I didn’t have it in me, okay? So instead of hiding out in my room, I’d gone back to work. I should have known that’d be every bit as uncomfortable.

The guys at the garage had been generous giving me time off after what’d happened. They’d kept my job for me, hadn’t pushed me to come back even when I knew they were busy and could’ve used the extra set of hands. I figured it was because I worked with a bunch of alphas, and alphas were dramatic.

Sure, people liked to say omegas were more volatile, more emotional, but everyone knew that was bullshit. We didn’t lose our entire minds when things got a little hard. We didn’t hurt people just because we felt a lack of something we falsely believed we were owed. And we didn’t take it personally every time someone around us got hurt.

Almost every alpha I’d interacted with since Colt had led me out of the woods and Linden had driven me back to Grovetown had taken some degree of responsibility for what’d happened. They meant well, but all of that hurt? It belonged to me, and I was getting sick of hearing all the ways the Grove pack alphas were going to do better next time—they’d keep a better eye on me, wouldn’t leave me alone to walk home after work by myself. If they were stronger, more attentive, more present, they could keep me safe.

But it was too late for safe, and orbiting around me wasn’t fixing anything. No matter how good their intentions were, they weren’t trying to make me feel better. They were trying to alleviate their own guilt, convince themselves they had some control over what happened in our pack, that they could stop bad things from happening if they were perfect all the time.

It wasn’t even guilt I wanted them to carry. There wasn’t a single member of the Grove pack I blamed for what’d happened, except maybe me.

Because I hadn’t been attentive enough either. I’d been taken by a rival pack, and Alpha Grove had died trying to get me back.

Easier to shoulder the blame for that myself than to try and put it off on anyone else, and with everyone around me buzzing about how sorry they were, the weight needed to go somewhere.
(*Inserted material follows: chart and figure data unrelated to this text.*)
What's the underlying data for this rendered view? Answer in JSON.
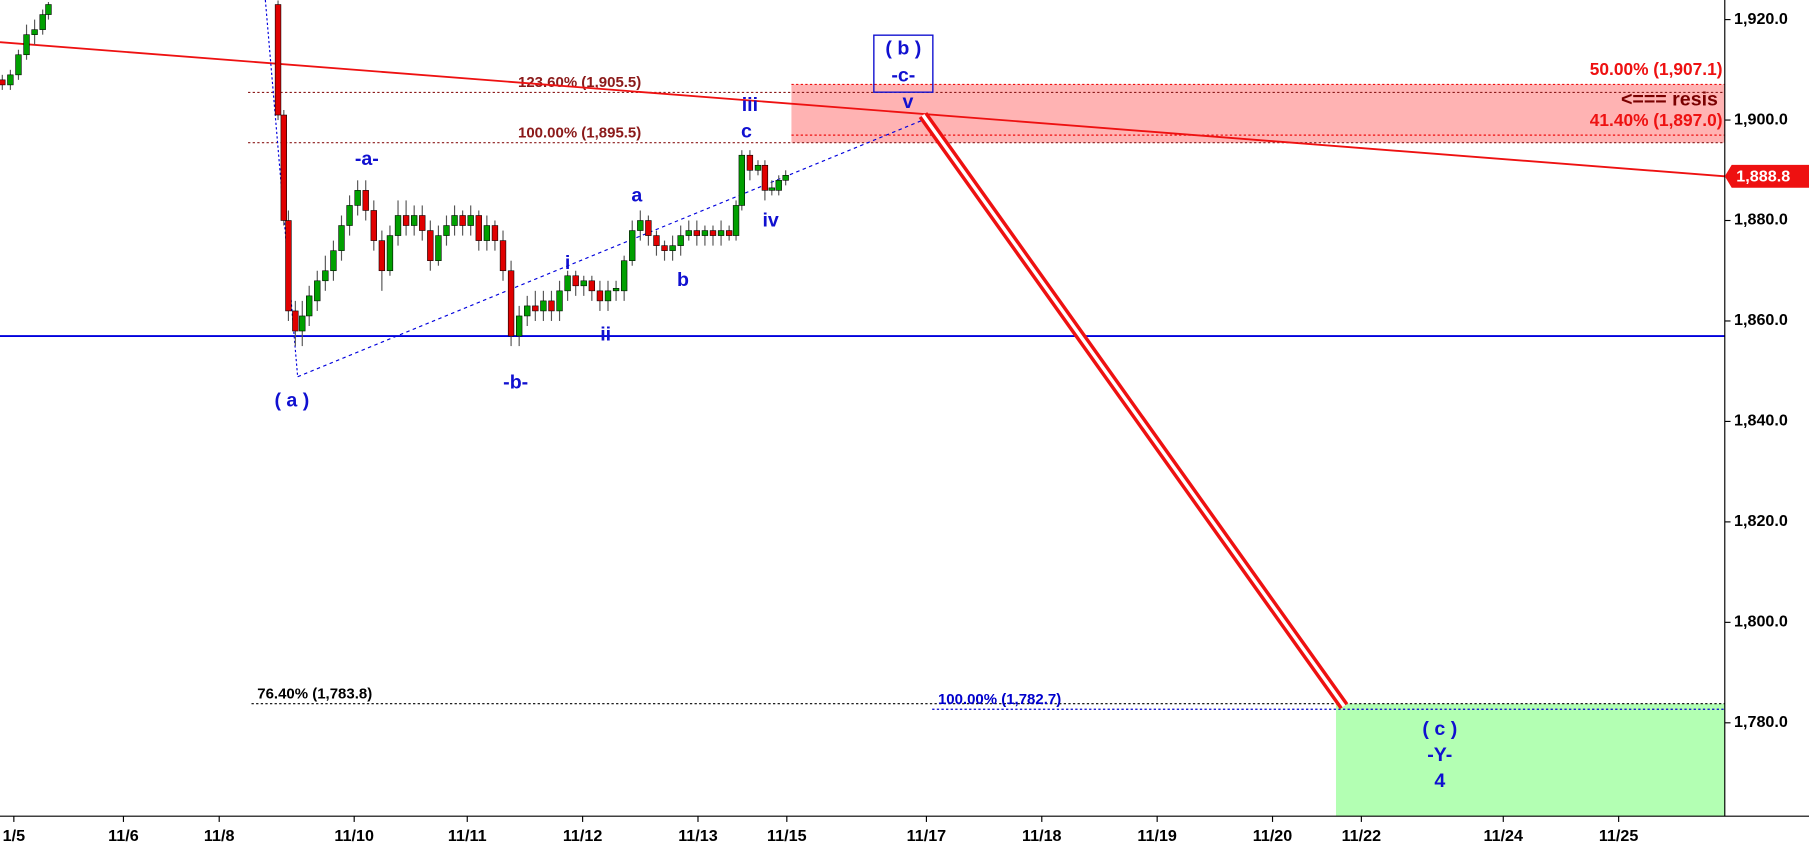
{
  "chart_data": {
    "type": "candlestick",
    "xlim": [
      -0.07,
      14.88
    ],
    "ylim": [
      1761.4,
      1923.9
    ],
    "xticks": [
      {
        "value": 0.05,
        "label": "1/5"
      },
      {
        "value": 1.0,
        "label": "11/6"
      },
      {
        "value": 1.83,
        "label": "11/8"
      },
      {
        "value": 3.0,
        "label": "11/10"
      },
      {
        "value": 3.98,
        "label": "11/11"
      },
      {
        "value": 4.98,
        "label": "11/12"
      },
      {
        "value": 5.98,
        "label": "11/13"
      },
      {
        "value": 6.75,
        "label": "11/15"
      },
      {
        "value": 7.96,
        "label": "11/17"
      },
      {
        "value": 8.96,
        "label": "11/18"
      },
      {
        "value": 9.96,
        "label": "11/19"
      },
      {
        "value": 10.96,
        "label": "11/20"
      },
      {
        "value": 11.73,
        "label": "11/22"
      },
      {
        "value": 12.96,
        "label": "11/24"
      },
      {
        "value": 13.96,
        "label": "11/25"
      }
    ],
    "yticks": [
      {
        "value": 1920,
        "label": "1,920.0"
      },
      {
        "value": 1900,
        "label": "1,900.0"
      },
      {
        "value": 1880,
        "label": "1,880.0"
      },
      {
        "value": 1860,
        "label": "1,860.0"
      },
      {
        "value": 1840,
        "label": "1,840.0"
      },
      {
        "value": 1820,
        "label": "1,820.0"
      },
      {
        "value": 1800,
        "label": "1,800.0"
      },
      {
        "value": 1780,
        "label": "1,780.0"
      }
    ],
    "up_color": "#00a000",
    "down_color": "#e00000",
    "candles": {
      "x": [
        -0.05,
        0.02,
        0.09,
        0.16,
        0.23,
        0.3,
        0.35,
        2.34,
        2.39,
        2.43,
        2.49,
        2.55,
        2.61,
        2.68,
        2.75,
        2.82,
        2.89,
        2.96,
        3.03,
        3.1,
        3.17,
        3.24,
        3.31,
        3.38,
        3.45,
        3.52,
        3.59,
        3.66,
        3.73,
        3.8,
        3.87,
        3.94,
        4.01,
        4.08,
        4.15,
        4.22,
        4.29,
        4.36,
        4.43,
        4.5,
        4.57,
        4.64,
        4.71,
        4.78,
        4.85,
        4.92,
        4.99,
        5.06,
        5.13,
        5.2,
        5.27,
        5.34,
        5.41,
        5.48,
        5.55,
        5.62,
        5.69,
        5.76,
        5.83,
        5.9,
        5.97,
        6.04,
        6.11,
        6.18,
        6.25,
        6.31,
        6.36,
        6.43,
        6.5,
        6.56,
        6.62,
        6.68,
        6.74
      ],
      "open": [
        1908,
        1907,
        1909,
        1913,
        1917,
        1918,
        1921,
        1923,
        1901,
        1880,
        1862,
        1858,
        1861,
        1864,
        1868,
        1870,
        1874,
        1879,
        1883,
        1886,
        1882,
        1876,
        1870,
        1877,
        1881,
        1879,
        1881,
        1878,
        1872,
        1877,
        1879,
        1881,
        1879,
        1881,
        1876,
        1879,
        1876,
        1870,
        1857,
        1861,
        1863,
        1862,
        1864,
        1862,
        1866,
        1869,
        1867,
        1868,
        1866,
        1864,
        1866,
        1866,
        1872,
        1878,
        1880,
        1877,
        1875,
        1874,
        1875,
        1877,
        1878,
        1877,
        1878,
        1877,
        1878,
        1877,
        1883,
        1893,
        1890,
        1891,
        1886,
        1886,
        1888
      ],
      "high": [
        1909,
        1910,
        1914,
        1919,
        1920,
        1922,
        1923.5,
        1923.8,
        1902,
        1882,
        1864,
        1864,
        1867,
        1870,
        1873,
        1876,
        1881,
        1885,
        1888,
        1888,
        1884,
        1878,
        1879,
        1884,
        1884,
        1883,
        1883,
        1880,
        1879,
        1881,
        1883,
        1882,
        1883,
        1882,
        1881,
        1880,
        1878,
        1872,
        1863,
        1865,
        1866,
        1866,
        1866,
        1868,
        1870,
        1870,
        1869,
        1869,
        1868,
        1868,
        1868,
        1873,
        1880,
        1882,
        1881,
        1878,
        1876,
        1877,
        1879,
        1880,
        1880,
        1879,
        1879,
        1880,
        1879,
        1884,
        1894,
        1894,
        1892,
        1892,
        1888,
        1889,
        1890
      ],
      "low": [
        1906,
        1906,
        1908,
        1912,
        1915,
        1917,
        1920,
        1900,
        1879,
        1860,
        1855,
        1855,
        1859,
        1862,
        1866,
        1868,
        1872,
        1877,
        1881,
        1880,
        1874,
        1866,
        1869,
        1875,
        1877,
        1877,
        1876,
        1870,
        1871,
        1875,
        1877,
        1877,
        1877,
        1874,
        1874,
        1874,
        1868,
        1855,
        1855,
        1859,
        1860,
        1860,
        1860,
        1860,
        1864,
        1865,
        1865,
        1864,
        1862,
        1862,
        1864,
        1864,
        1871,
        1876,
        1875,
        1873,
        1872,
        1872,
        1873,
        1876,
        1875,
        1875,
        1875,
        1875,
        1876,
        1876,
        1882,
        1888,
        1889,
        1884,
        1885,
        1885,
        1887
      ],
      "close": [
        1907,
        1909,
        1913,
        1917,
        1918,
        1921,
        1923,
        1901,
        1880,
        1862,
        1858,
        1861,
        1865,
        1868,
        1870,
        1874,
        1879,
        1883,
        1886,
        1882,
        1876,
        1870,
        1877,
        1881,
        1879,
        1881,
        1878,
        1872,
        1877,
        1879,
        1881,
        1879,
        1881,
        1876,
        1879,
        1876,
        1870,
        1857,
        1861,
        1863,
        1862,
        1864,
        1862,
        1866,
        1869,
        1867,
        1868,
        1866,
        1864,
        1866,
        1866.5,
        1872,
        1878,
        1880,
        1877,
        1875,
        1874,
        1875,
        1877,
        1878,
        1877,
        1878,
        1877,
        1878,
        1877,
        1883,
        1893,
        1890,
        1891,
        1886,
        1886.5,
        1888,
        1889
      ]
    },
    "zones": [
      {
        "x0": 6.79,
        "low": 1895.5,
        "high": 1907.1,
        "color": "#ffb3b3"
      },
      {
        "x0": 11.51,
        "low": 1761.4,
        "high": 1783.8,
        "color": "#b3ffb3"
      }
    ],
    "levels": [
      {
        "label": "123.60% (1,905.5)",
        "value": 1905.5,
        "x0": 2.08,
        "label_x": 4.42,
        "anchor": "start",
        "color": "#8b1a1a"
      },
      {
        "label": "100.00% (1,895.5)",
        "value": 1895.5,
        "x0": 2.08,
        "label_x": 4.42,
        "anchor": "start",
        "color": "#8b1a1a"
      },
      {
        "label": "50.00% (1,907.1)",
        "value": 1907.1,
        "x0": 6.79,
        "label_x": 14.86,
        "anchor": "end",
        "color": "#ee1111"
      },
      {
        "label": "41.40% (1,897.0)",
        "value": 1897.0,
        "x0": 6.79,
        "label_x": 14.86,
        "anchor": "end",
        "color": "#ee1111"
      },
      {
        "label": "76.40% (1,783.8)",
        "value": 1783.8,
        "x0": 2.11,
        "label_x": 2.16,
        "anchor": "start",
        "color": "#000000"
      },
      {
        "label": "100.00% (1,782.7)",
        "value": 1782.7,
        "x0": 8.01,
        "label_x": 8.06,
        "anchor": "start",
        "color": "#0000cc"
      }
    ],
    "lines": [
      {
        "x": [
          -0.07,
          14.88
        ],
        "y": [
          1915.5,
          1888.8
        ],
        "color": "#ee1111",
        "style": "solid"
      },
      {
        "x": [
          -0.07,
          14.88
        ],
        "y": [
          1857,
          1857
        ],
        "color": "#0000dd",
        "style": "solid"
      },
      {
        "x": [
          2.51,
          7.93
        ],
        "y": [
          1848.9,
          1900.0
        ],
        "color": "#0000dd",
        "style": "dashed"
      },
      {
        "x": [
          2.23,
          2.51
        ],
        "y": [
          1923.9,
          1848.9
        ],
        "color": "#0000dd",
        "style": "dotted"
      },
      {
        "x": [
          7.93,
          11.58
        ],
        "y": [
          1901,
          1783.3
        ],
        "color": "#ee1111",
        "style": "double"
      }
    ],
    "last_price": {
      "value": 1888.8,
      "label": "1,888.8",
      "color": "#ee1111"
    },
    "annotations": [
      {
        "text": "( a )",
        "x": 2.46,
        "y": 1844.0,
        "color": "#1010d0"
      },
      {
        "text": "-a-",
        "x": 3.11,
        "y": 1892.1,
        "color": "#1010d0"
      },
      {
        "text": "-b-",
        "x": 4.4,
        "y": 1847.6,
        "color": "#1010d0"
      },
      {
        "text": "( b )",
        "x": 7.76,
        "y": 1914.1,
        "color": "#1010d0",
        "box": true
      },
      {
        "text": "-c-",
        "x": 7.76,
        "y": 1908.7,
        "color": "#1010d0"
      },
      {
        "text": "i",
        "x": 4.85,
        "y": 1871.4,
        "color": "#1010d0"
      },
      {
        "text": "ii",
        "x": 5.18,
        "y": 1857.1,
        "color": "#1010d0"
      },
      {
        "text": "iii",
        "x": 6.43,
        "y": 1902.8,
        "color": "#1010d0"
      },
      {
        "text": "iv",
        "x": 6.61,
        "y": 1879.8,
        "color": "#1010d0"
      },
      {
        "text": "v",
        "x": 7.8,
        "y": 1903.4,
        "color": "#1010d0"
      },
      {
        "text": "a",
        "x": 5.45,
        "y": 1884.8,
        "color": "#1010d0"
      },
      {
        "text": "b",
        "x": 5.85,
        "y": 1868.0,
        "color": "#1010d0"
      },
      {
        "text": "c",
        "x": 6.4,
        "y": 1897.5,
        "color": "#1010d0"
      },
      {
        "text": "( c )",
        "x": 12.41,
        "y": 1778.6,
        "color": "#1010d0"
      },
      {
        "text": "-Y-",
        "x": 12.41,
        "y": 1773.4,
        "color": "#1010d0"
      },
      {
        "text": "4",
        "x": 12.41,
        "y": 1768.2,
        "color": "#1010d0"
      },
      {
        "text": "<=== resis",
        "x": 13.98,
        "y": 1903.9,
        "color": "#7a0000",
        "anchor": "start"
      }
    ]
  }
}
So while Joseph Rees leaned back against a workbench, his arms crossed over his chest, I couldn’t help wishing him gone.

“You about done?” he asked me.

His white T-shirt was stained, his jeans lighter on the knees and ass from sliding across the floor. The alphas at Grovetown Tire and Repair had taken to lingering about after work, even when they were done for the day, just to make sure I wasn’t left alone again.

I slipped the strut out and guided the hood of the car I was working on slowly into place. “Just about.”

While I went for a rag to wipe grime off my hands, Joseph’s attention wandered out the open garage bay.

“Ho-lee shit.” He whistled low, and when I looked out into the chilly evening air, I saw people had gathered near The Cider House, taking up the middle of the street that ran through the center of town with no thought to traffic. Whatever was going on, it wasn’t the kind of thing a person could just drive past.